Originally appeared on E! Online
Nicole Kidman is mourning the loss of her mother Janelle Ann Kidman.
The actress announced the death of her mom at age 84 through a statement that Halina Rejn, who directed her in "Babygirl," read onstage at the Venice Film Festival Sept. 6 while accepting the star's award for Best Actress.
"Today, I arrived in Venice to find out shortly after, that my beautiful, brave mother Janelle Ann Kidman has just passed," Kidman's statement said. "I am in shock and I have to go to my family."
Get top local stories in Philly delivered to you every morning. Sign up for NBC Philadelphia's News Headlines newsletter.
The statement continued, "But this award is for her. She shaped me, she guided me and she made me. I'm beyond grateful that I that I get to say her name to all of you through Halina. The collision of life and art is heartbreaking, and my heart is broken."
The cause of Janelle Kidman's death was not made public.
Nicole Kidman's mother, who worked as a nursing instructor, had suffered health issues in recent years. In 2022, amid the COVID-19 pandemic, the Oscar winner shared that she returned to her family's native Australia to be with her mom.
"We're down here primarily to take care of my mother," the now-57-year-old said in an NPR interview in January of that year, "and to have her surrounded by her grandchildren."
Nicole Kidman added that the family visited the Art Gallery of New South Wales together. "Even though [the] omicron [variant] is raging through this country, we were able to take her into the gallery after hours and show her the Matisse exhibit," she said, "which coming from a mother who’s raised me in the arts, it was soothing balm."
The actress added, "I'm at the place where I'm being given the chance to view the world — because of how close we are, my mom is giving me the chance to view the world through an 81-year-old woman's eyes. That is so beneficial right now because she's so cognizant. She has every faculty, brain faculty, available. She hasn't lost anything. She hasn't lost any memory, which is fascinating."
Nicole Kidman's mom and dad Antony Kidman, who worked as a psychologist, have been among their daughter's biggest cheerleaders throughout her career. They occasionally accompanied her at celebrity events, including at the 2003 Oscars, where they cheered her on from the audience as she won her first Academy Award for "The Hours."
After the actress' father died at age 75 in 2014, Nicole Kidman leaned on the support of her husband, Keith Urban, and their daughters Sunday Rose, now 16, and Faith Margaret, 13.
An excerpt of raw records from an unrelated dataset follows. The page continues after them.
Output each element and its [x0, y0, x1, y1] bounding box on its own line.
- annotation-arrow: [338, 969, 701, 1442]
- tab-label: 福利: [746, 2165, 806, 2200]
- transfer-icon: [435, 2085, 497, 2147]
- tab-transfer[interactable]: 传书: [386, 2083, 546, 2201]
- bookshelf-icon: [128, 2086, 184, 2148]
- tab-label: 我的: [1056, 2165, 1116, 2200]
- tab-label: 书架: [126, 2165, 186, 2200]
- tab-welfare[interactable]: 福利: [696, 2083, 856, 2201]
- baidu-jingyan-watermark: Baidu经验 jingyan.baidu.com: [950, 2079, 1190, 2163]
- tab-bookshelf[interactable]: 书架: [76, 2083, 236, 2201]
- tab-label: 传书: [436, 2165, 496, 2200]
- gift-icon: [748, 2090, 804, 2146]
"I called him screaming and crying and he was about to go on stage and he walked off stage and he got on a plane. He'd just gotten there," the actress said on "CBS Sundays Mornings" in 2016. "He flew six hours and he was right back and he literally picked me up and pretty much carried me through the next two weeks."
The actress added, "And I also had my children going, 'It's gonna be alright, Mama.' It's interesting the way children view things, 'cause they're like, 'You've still got your mommy.'"
Janelle, who shared a close bond with Nicole, had also battled breast cancer in 1985, when the Moulin Rouge star was 17.
"It was very hard to see your mother going through such pain," Nicole told the Sydney Morning Herald in 1997. "It opened my eyes to mortality, and to pain and suffering, and from that point on I was determined to support and be a part of and in some way help."
Nicole and then-husband Tom Cruise went on to finance the Women's Reproductive Cancer Center at UCLA. In 2023, twelve years after they divorced, the actress and Keith made a financial gift to Vanderbilt-Ingram Cancer Center in Nashville to help fund clinical trials for breast cancer treatments.
In addition to the actress, Sunday Rose and Faith Margaret, Janelle is also survived by the actress' younger sister Antonia Kidman, her six kids and Nicole and Tom's children Bella Kidman Cruise, 31, and Connor Cruise, 29.